Confederate Memorial Day is divisive. It attempts to obscure the fact that slavery was the reason for the war. It is not, as some will undoubtedly argue, about honoring the bravery and sacrifice of those on the losing side. As we have pointed out, there is a day for that. This is not about erasing history. Mississippi and the former Confederate states have set aside battlefields and museums in the name of preserving history.

The Vicksburg National Military Park and the others present the history of the war from both sides, with monuments and narratives from both sides.

A large share of Mississippi's population is African American, many of whom had ancestors forcefully brought to the South as slaves. They, we suspect, would rather commemorate the fact that because the South lost the war, their ancestors won their freedom.

The war lasted just four years and that was more than 150 years ago. It pitted American against American. We should not be fighting this battle still. We should not be keeping the greatest lie in our history — that one race holds superiority over another — alive.

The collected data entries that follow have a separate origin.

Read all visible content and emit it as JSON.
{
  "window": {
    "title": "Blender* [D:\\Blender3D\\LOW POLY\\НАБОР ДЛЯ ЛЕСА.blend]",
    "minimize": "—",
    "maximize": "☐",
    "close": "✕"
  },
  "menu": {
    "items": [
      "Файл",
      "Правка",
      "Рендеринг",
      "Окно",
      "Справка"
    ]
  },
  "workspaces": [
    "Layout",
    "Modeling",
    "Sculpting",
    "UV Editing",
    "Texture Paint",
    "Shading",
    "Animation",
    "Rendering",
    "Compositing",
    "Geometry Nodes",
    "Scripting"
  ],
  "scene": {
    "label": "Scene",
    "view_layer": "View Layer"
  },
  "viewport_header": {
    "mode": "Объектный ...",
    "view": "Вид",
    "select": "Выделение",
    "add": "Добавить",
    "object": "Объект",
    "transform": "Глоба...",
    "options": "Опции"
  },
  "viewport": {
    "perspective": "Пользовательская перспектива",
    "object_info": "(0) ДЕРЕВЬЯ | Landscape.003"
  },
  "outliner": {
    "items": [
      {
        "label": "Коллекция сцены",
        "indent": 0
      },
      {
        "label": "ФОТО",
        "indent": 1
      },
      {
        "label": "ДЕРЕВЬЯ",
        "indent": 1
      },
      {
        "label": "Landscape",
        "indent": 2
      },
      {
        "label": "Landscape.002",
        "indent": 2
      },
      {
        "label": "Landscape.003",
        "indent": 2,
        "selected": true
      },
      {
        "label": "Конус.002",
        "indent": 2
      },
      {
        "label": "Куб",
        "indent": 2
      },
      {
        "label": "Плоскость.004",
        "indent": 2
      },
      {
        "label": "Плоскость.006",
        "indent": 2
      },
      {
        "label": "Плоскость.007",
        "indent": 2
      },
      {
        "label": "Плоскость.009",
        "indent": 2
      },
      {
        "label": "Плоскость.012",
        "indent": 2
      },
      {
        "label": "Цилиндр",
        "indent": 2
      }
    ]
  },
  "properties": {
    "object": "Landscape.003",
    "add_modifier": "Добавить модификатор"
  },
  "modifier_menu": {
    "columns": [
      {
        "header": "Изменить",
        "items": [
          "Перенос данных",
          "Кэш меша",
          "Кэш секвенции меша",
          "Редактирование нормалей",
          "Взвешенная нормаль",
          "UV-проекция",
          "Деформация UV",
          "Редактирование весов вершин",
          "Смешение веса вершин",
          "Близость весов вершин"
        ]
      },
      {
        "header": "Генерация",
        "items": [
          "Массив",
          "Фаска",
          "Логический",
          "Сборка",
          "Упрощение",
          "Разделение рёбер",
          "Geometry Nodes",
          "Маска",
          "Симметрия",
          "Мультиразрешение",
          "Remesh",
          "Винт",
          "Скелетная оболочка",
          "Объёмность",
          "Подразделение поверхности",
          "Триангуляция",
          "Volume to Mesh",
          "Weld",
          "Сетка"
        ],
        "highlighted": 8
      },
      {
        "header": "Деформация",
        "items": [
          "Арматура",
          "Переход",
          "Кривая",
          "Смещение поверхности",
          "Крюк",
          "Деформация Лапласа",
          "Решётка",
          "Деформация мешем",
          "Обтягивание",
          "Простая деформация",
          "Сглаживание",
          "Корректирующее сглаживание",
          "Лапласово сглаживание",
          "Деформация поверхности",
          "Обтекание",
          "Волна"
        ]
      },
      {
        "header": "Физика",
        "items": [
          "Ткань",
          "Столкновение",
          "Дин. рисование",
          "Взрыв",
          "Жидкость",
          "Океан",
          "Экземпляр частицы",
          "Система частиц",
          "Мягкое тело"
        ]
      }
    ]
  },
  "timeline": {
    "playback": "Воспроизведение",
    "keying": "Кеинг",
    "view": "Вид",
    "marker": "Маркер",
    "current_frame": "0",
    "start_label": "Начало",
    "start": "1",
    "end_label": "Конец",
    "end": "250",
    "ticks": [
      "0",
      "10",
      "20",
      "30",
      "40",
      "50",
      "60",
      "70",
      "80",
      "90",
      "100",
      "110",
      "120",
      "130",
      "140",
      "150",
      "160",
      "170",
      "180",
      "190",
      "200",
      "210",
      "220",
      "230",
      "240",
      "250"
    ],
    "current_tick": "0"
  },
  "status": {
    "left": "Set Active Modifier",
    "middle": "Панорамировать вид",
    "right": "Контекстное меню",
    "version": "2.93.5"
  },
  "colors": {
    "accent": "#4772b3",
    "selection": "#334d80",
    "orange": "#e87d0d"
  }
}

We should not fan the flames of the hatred espoused by the Ku Klux Klan and others who wage a covert war against people of color. Instead, we should do everything in our power to show all people that they are all accepted and celebrated here.

We should not be forcing taxpayers to pay for holidays that commemorate causes they do not support. We hope Harrison County takes that into consideration later this year when it sets the 2019 holidays. The Legislature in 2019 should remove Confederate Memorial Day from the list of state holidays.

The editorial represents the views of the Sun Herald editorial board. Opinions of columnists and cartoonists are their own.